The finance ministry has written letters to all heads of PSU lenders informing them the government’s decision to set up a ministerial panel to facilitate consolidation in the public banking space. A formal communication to CEOs of the banks from the Department of Financial Services last week has set in motion the consolidation process, a senior finance ministry official said. The government has been nudging the state-owned lenders to go for merger so that there can be fewer and stronger banks. The ministry wants banks to undertake an internal exercise for the best match and come up with the merger idea for the alternative mechanism (AM) set up for the purpose. The banks should analyse regional balance, geographical reach, IT compatibility, financial burden and human resource transition while firming up the merger proposal for the ministerial panel.
Last month, the Union Cabinet decided to set up the alternative mechanism to oversee proposals for expeditious consolidation of public sector banks (PSBs) so as to create larger and stronger lenders. The proposals received from banks for in-principle approval to formulate schemes of amalgamation will be placed before the panel. To fast-track consolidation, the government has exempted mergers of nationalised banks from seeking fair trade watchdog CCI’s approval.
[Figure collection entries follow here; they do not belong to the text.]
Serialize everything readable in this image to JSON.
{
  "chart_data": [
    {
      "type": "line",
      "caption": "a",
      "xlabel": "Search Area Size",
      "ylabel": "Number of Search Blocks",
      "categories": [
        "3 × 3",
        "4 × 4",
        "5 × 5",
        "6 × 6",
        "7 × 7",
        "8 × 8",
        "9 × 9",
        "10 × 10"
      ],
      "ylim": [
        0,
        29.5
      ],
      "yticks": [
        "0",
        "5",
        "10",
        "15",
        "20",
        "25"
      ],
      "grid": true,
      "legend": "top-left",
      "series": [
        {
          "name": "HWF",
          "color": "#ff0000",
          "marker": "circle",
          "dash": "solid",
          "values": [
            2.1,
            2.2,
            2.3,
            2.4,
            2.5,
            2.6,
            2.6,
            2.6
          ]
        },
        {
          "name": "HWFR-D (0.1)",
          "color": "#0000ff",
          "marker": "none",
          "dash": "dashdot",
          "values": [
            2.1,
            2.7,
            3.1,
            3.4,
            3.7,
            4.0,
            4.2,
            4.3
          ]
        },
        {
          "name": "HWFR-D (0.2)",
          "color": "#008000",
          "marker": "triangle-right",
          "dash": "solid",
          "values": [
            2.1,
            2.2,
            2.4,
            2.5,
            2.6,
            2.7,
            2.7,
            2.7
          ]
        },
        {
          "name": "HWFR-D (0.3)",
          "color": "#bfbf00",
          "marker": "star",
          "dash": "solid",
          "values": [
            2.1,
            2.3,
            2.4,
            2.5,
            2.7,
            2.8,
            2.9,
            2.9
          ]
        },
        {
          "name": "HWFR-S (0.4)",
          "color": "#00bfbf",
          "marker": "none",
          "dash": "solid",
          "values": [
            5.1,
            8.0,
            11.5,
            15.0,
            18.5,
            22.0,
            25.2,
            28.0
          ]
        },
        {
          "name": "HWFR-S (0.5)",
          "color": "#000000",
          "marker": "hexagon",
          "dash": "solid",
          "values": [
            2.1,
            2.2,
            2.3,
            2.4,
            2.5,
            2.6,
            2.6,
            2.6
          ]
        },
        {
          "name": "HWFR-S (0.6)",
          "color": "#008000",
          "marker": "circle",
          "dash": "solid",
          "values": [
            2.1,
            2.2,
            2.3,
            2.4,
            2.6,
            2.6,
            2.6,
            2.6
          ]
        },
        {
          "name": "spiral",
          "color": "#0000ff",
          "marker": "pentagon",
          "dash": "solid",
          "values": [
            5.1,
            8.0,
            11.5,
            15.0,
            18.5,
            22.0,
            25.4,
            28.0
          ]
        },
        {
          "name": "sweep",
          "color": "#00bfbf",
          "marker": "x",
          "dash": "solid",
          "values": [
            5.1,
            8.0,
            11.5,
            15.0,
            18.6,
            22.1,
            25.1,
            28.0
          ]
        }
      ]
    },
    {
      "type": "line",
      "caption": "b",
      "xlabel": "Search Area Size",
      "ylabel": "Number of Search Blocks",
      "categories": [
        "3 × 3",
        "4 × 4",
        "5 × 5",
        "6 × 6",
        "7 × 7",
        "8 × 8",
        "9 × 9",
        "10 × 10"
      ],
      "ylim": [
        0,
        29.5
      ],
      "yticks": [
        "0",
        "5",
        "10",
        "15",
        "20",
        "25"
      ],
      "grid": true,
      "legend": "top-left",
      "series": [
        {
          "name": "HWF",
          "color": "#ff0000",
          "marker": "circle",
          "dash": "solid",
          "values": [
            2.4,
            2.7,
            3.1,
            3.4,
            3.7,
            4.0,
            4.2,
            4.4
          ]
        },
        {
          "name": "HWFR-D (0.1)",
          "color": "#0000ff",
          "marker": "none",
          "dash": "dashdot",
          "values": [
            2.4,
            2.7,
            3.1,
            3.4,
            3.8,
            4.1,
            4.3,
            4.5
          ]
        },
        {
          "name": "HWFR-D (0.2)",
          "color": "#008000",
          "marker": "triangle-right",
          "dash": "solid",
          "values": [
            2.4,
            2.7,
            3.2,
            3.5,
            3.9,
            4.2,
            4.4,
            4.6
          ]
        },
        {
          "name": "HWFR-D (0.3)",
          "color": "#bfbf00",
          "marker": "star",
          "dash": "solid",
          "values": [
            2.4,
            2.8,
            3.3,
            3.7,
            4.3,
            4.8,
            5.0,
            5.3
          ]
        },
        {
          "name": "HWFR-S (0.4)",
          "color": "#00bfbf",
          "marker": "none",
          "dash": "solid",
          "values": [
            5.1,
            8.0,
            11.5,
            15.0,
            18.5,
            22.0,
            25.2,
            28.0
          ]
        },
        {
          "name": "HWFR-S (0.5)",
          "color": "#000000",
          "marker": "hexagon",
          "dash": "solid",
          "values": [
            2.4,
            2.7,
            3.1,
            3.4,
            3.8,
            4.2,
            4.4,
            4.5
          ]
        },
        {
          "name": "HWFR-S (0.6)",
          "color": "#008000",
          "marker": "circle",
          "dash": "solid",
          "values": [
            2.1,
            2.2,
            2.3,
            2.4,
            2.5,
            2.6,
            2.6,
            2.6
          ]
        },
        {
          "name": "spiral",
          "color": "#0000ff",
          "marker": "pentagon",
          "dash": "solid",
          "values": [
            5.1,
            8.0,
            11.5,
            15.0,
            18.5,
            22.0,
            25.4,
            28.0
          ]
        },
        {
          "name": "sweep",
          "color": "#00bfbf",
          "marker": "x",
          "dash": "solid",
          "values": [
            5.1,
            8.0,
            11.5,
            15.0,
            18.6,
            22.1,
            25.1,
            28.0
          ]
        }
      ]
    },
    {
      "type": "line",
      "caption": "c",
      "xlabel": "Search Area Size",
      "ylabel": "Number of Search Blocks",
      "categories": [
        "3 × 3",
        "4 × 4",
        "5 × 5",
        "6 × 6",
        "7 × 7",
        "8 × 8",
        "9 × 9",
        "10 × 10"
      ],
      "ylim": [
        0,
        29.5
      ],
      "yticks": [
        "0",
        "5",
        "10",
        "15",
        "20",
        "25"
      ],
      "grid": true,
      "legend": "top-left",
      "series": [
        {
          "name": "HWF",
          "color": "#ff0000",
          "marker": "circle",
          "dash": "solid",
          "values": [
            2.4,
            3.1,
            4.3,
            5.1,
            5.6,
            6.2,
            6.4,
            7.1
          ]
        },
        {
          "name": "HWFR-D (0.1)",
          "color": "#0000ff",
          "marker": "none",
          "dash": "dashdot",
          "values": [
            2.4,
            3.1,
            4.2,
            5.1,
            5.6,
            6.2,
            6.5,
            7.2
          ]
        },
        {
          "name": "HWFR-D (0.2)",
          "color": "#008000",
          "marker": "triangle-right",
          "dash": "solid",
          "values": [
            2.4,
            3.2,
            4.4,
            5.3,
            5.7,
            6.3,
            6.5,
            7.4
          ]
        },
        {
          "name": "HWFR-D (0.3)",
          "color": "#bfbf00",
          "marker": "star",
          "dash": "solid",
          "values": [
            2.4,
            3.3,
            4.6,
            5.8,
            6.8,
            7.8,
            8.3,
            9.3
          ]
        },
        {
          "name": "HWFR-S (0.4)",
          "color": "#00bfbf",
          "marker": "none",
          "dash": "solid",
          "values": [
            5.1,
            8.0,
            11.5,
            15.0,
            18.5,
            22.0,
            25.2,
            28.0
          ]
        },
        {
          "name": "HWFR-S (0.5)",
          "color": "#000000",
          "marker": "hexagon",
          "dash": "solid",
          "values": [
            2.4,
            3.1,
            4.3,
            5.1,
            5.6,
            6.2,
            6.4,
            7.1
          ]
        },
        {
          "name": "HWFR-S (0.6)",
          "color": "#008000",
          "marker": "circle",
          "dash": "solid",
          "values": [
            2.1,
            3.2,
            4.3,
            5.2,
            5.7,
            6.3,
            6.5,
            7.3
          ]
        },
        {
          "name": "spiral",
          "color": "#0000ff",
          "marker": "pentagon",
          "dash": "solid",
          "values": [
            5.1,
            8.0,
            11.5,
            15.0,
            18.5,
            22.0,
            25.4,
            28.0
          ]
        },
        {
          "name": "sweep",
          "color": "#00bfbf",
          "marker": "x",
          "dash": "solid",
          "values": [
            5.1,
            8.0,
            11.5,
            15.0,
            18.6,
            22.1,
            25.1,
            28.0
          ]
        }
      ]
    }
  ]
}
This exemption will be applicable for ten years and comes at a time when several experts and even policymakers have been talking about the need for consolidation in the banking sector, especially among state-owned banks. Asked how soon there could be consolidation, the official said: “It will be a few months as it is not a simple process.”
The merger of associate banks with SBI was slightly easy because they were subsidiary of the largest lender, the official added. Earlier this year, the government had approved the merger of SBI’s five associate banks with the parent. In March, the Cabinet also approved the merger of Bharatiya Mahila Bank (BMB) with SBI. Following this, the number of public sector banks declined to 21 from 27.